The organisation also had to let go of more than 125,000 employees. From a high of 226,000 employees in 1998, GM only had about 101,000 by 2009. This includes a 20,000-strong reduction in its factory workers.
The company also reduced employee salaries and benefits. Not only did the change affected the rank-and-file, it also meant substantial changes in the upper management. The company reduced the salary of mid-level managers by 3 to 7 percent. Company executives also took a 10 percent cut from their average pay.

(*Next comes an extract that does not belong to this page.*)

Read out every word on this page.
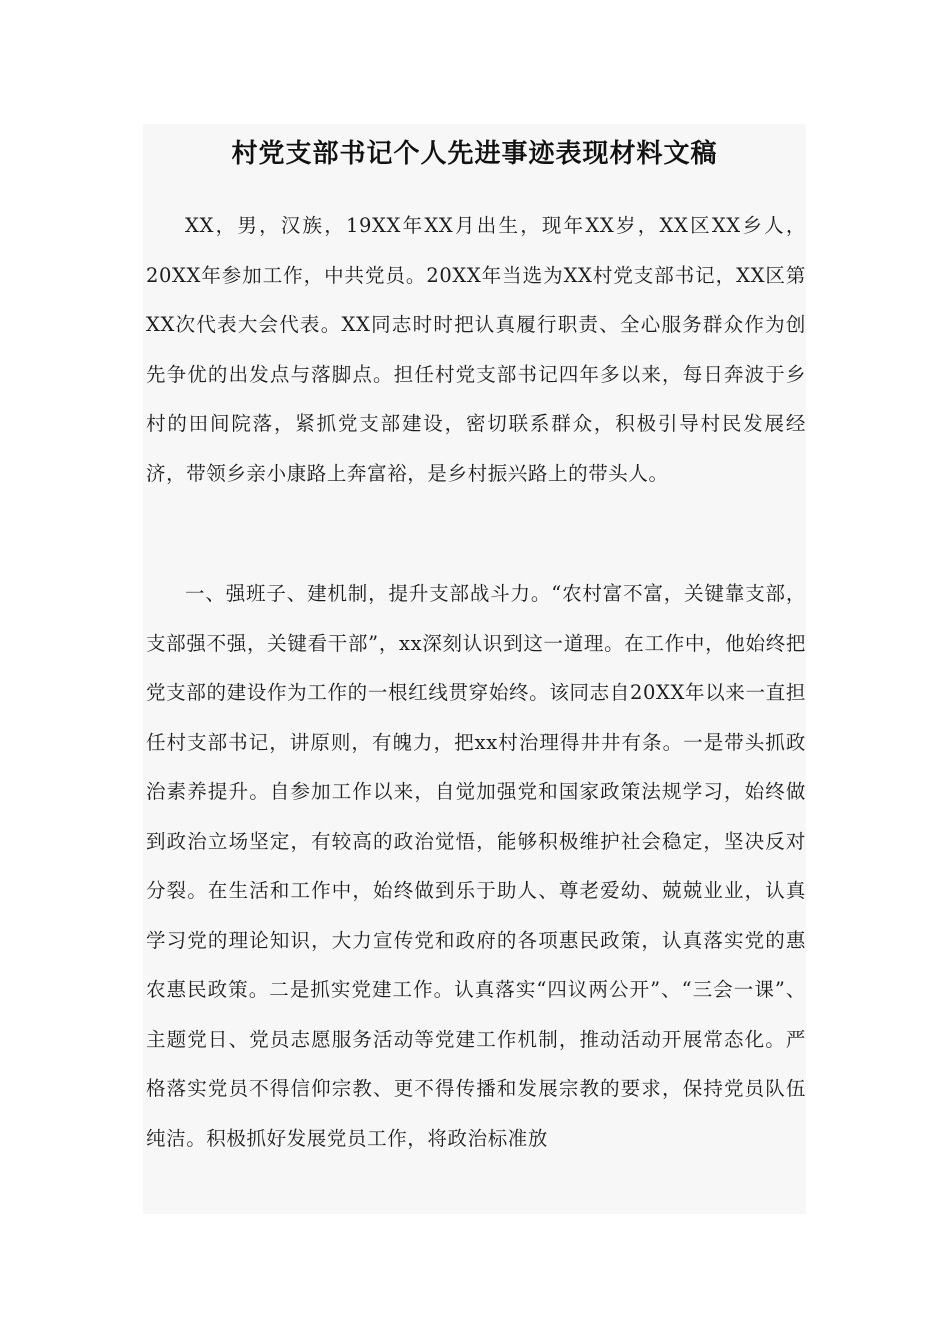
村党支部书记个人先进事迹表现材料文稿

XX，男，汉族，19XX年XX月出生，现年XX岁，XX区XX乡人，20XX年参加工作，中共党员。20XX年当选为XX村党支部书记，XX区第XX次代表大会代表。XX同志时时把认真履行职责、全心服务群众作为创先争优的出发点与落脚点。担任村党支部书记四年多以来，每日奔波于乡村的田间院落，紧抓党支部建设，密切联系群众，积极引导村民发展经济，带领乡亲小康路上奔富裕，是乡村振兴路上的带头人。

一、强班子、建机制，提升支部战斗力。“农村富不富，关键靠支部，支部强不强，关键看干部”，xx深刻认识到这一道理。在工作中，他始终把党支部的建设作为工作的一根红线贯穿始终。该同志自20XX年以来一直担任村支部书记，讲原则，有魄力，把xx村治理得井井有条。一是带头抓政治素养提升。自参加工作以来，自觉加强党和国家政策法规学习，始终做到政治立场坚定，有较高的政治觉悟，能够积极维护社会稳定，坚决反对分裂。在生活和工作中，始终做到乐于助人、尊老爱幼、兢兢业业，认真学习党的理论知识，大力宣传党和政府的各项惠民政策，认真落实党的惠农惠民政策。二是抓实党建工作。认真落实“四议两公开”、“三会一课”、主题党日、党员志愿服务活动等党建工作机制，推动活动开展常态化。严格落实党员不得信仰宗教、更不得传播和发展宗教的要求，保持党员队伍纯洁。积极抓好发展党员工作，将政治标准放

The cost change measures were never easy as the company had an existing agreement with its trade union. However, the company prevailed by laying the cards on the table and engaging union leaders and members in more constructive ways.
Structural and Cultural Changes
Another significant change that GM brought in 2009 was a change in its structure and culture. The company scrapped its automotive product board. The 8-man unit is tasked with the formulation of automotive strategies and is required to report their recommendations straight to the CEO. The scrapping of the automotive product board led to faster resolution of issues.
The company also embarked on an ambitious journey of improving the culture of its workforce. General Motors took its cue from rivals by emphasising employee accountability and responsibility. This resulted in improved people empowerment, which also led to an improvement in overall employee productivity.
Unfortunately, GM employed a top-down approach in the initial stages of the reorganisation process. This was met with criticisms as the move disregarded the voice of the people. As such, GM changed its approach to involve more of the ordinary employees. This improved employee satisfaction and a renewed interest in making the change work.
General Motors was able to come out of its financial doldrums in just 40 days. This was possible only because of the radical changes that the GM management were willing to make and the willingness of its people to accept change.